Portanto, dizer que o iPhoneOS não suporta “multi-tasking”, no sentido de “time-sharing de CPU, não faz sentido. Mas é perdoável se você é leigo em informática.

Porém, o iPhoneOS de fato não suporta “multi-tasking” no sentido cotidiano, ou seja, se você estava dirigindo com um navegador via GPS como o TomTom e de repente recebeu um SMS e resolveu atender, o aplicativo do TomTom é completamente fechado para que o leitor de SMS possa abrir. A Apple conscientemente, por decisão própria, incluiu código extra no sistema operacional para que aplicativos de terceiros não funcionem em paralelo.

É importante salientar o “aplicativos de terceiros” porque você pode ouvir música no iPod, ficar recebendo e-mails, navegar no Safari, tudo em paralelo. Até onde sei, tirando os processos específicos de telefonia, só o Safari, Mail.app e iPod conseguem funcionar em paralelo sem fechar quando se muda de aplicação.

Por que?

Mas por que a Apple resolveu fazer isso? Foi uma escolha de prioridades. Estamos falando de uma nova plataforma aqui, não de um sistema operacional tradicional genérico. O iPhone foi uma oportunidade única de redefinir muitos dos paradigmas que estão estabelecidos na indústria há mais de 30 anos.

Quando o Apple II foi lançado no fim dos anos 70, o público alvo era o nicho dos geeks, dos ávidos por eletrônica e programação. Era uma época onde o cidadão comum não tinha o menor interesse em equipamentos eletrônicos muito mais “estranhos” do que uma TV ou um rádio de pilha.

Rolando a fita até 2007, o lançamento do iPhone não é mais para esse público e sim para o cidadão comum, para minha mãe, para seu pai, para professores. O maior problema de computadores é que a maioria das pessoas não sabe gerenciar programas. Eles não entendem bem o que significa “fechar um programa”. Para eles o computador está executando um programa: aquele que ele está usando no momento – e normalmente maximizado – seja um navegador ou leitor de e-mail. Só geeks efetivamente ficam mudando de programas o tempo todo, suando as teclas alt-tab.

Pior, um smartphone tem recursos muito limitados. Um desktop conta com 4Gb de RAM, discos rígidos com 320Gb ou mais. Mas há uma herança da época onde recursos eram escassos: memória virtual. Windows, Linux e Macs usam esse recurso. Em um sistema operacional de 32-bits, cada programa poderia teoricamente pedir ao sistema até 4Gb de memória. Porém, até pouco tempo, não era comum nem mesmo ter 1Gb de RAM. Ou seja, em pouco tempo esse limite físico seria um problema.

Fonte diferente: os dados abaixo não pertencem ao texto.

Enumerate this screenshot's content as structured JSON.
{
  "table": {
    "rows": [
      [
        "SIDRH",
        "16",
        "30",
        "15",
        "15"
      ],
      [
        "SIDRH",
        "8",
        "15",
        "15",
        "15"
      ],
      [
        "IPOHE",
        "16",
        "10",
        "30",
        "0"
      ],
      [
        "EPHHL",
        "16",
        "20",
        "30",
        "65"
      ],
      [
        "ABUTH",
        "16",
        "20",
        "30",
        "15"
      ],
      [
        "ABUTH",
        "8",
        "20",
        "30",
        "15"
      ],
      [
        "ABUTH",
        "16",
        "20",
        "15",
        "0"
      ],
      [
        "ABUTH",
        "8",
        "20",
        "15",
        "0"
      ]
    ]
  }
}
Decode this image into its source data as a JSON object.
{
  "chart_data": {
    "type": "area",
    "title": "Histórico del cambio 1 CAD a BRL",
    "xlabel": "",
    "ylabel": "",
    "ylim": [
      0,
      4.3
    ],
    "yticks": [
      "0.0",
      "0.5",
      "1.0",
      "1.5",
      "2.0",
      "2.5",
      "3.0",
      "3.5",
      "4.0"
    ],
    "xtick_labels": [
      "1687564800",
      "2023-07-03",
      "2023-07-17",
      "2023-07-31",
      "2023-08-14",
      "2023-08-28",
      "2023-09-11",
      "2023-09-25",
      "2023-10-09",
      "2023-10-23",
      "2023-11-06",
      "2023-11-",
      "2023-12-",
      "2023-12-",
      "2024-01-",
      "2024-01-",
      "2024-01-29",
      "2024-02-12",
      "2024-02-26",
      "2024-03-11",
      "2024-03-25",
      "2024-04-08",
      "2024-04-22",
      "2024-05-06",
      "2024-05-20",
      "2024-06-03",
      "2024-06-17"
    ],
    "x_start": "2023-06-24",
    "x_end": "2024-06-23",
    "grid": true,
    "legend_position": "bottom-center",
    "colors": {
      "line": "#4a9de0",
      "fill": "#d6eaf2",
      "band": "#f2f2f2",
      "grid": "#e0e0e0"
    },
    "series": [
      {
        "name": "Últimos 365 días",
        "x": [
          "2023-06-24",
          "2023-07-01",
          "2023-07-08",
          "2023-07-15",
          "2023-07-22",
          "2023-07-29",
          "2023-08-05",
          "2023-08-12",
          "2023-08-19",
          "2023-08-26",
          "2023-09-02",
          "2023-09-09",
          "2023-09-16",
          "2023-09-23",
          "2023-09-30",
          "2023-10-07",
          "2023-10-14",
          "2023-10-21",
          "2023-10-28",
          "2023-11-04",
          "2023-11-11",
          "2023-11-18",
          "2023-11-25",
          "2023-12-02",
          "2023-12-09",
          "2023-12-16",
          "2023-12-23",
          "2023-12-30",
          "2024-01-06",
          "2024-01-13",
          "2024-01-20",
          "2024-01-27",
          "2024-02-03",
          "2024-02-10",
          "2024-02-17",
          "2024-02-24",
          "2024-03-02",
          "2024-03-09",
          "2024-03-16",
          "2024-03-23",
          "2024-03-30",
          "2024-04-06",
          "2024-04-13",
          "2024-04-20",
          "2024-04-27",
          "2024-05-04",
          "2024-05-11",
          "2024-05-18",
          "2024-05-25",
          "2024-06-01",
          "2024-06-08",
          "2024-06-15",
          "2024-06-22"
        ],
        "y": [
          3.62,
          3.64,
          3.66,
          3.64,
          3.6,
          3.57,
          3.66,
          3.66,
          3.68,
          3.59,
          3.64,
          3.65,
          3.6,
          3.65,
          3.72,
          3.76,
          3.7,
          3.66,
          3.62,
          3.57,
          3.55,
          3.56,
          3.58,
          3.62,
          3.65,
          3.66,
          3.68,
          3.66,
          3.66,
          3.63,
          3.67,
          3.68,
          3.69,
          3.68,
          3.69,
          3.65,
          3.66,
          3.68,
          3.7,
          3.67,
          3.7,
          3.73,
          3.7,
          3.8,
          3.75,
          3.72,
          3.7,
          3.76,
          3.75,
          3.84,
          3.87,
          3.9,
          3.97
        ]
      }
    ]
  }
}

Para um meio termo, o sistema operacional reserva uma parte do espaço em disco rígido (que é mais lento, mas mais barato que RAM) para usar quando falta RAM.

Claro, a história é bem mais complicada que isso, mas é só para dar uma idéia. Mas nos smartphones temos um problema: temos menos RAM ainda do que o normal e não temos memória virtual. Ou seja, memória é um recurso muito escasso. Mesmo o iPad, hoje tem apenas 256Mb. E a solução não é simplesmente “ahhhh … mas meu smartphone XPTO terá 1Gb de RAM, isso é pensar com os músculos e não com o cérebro.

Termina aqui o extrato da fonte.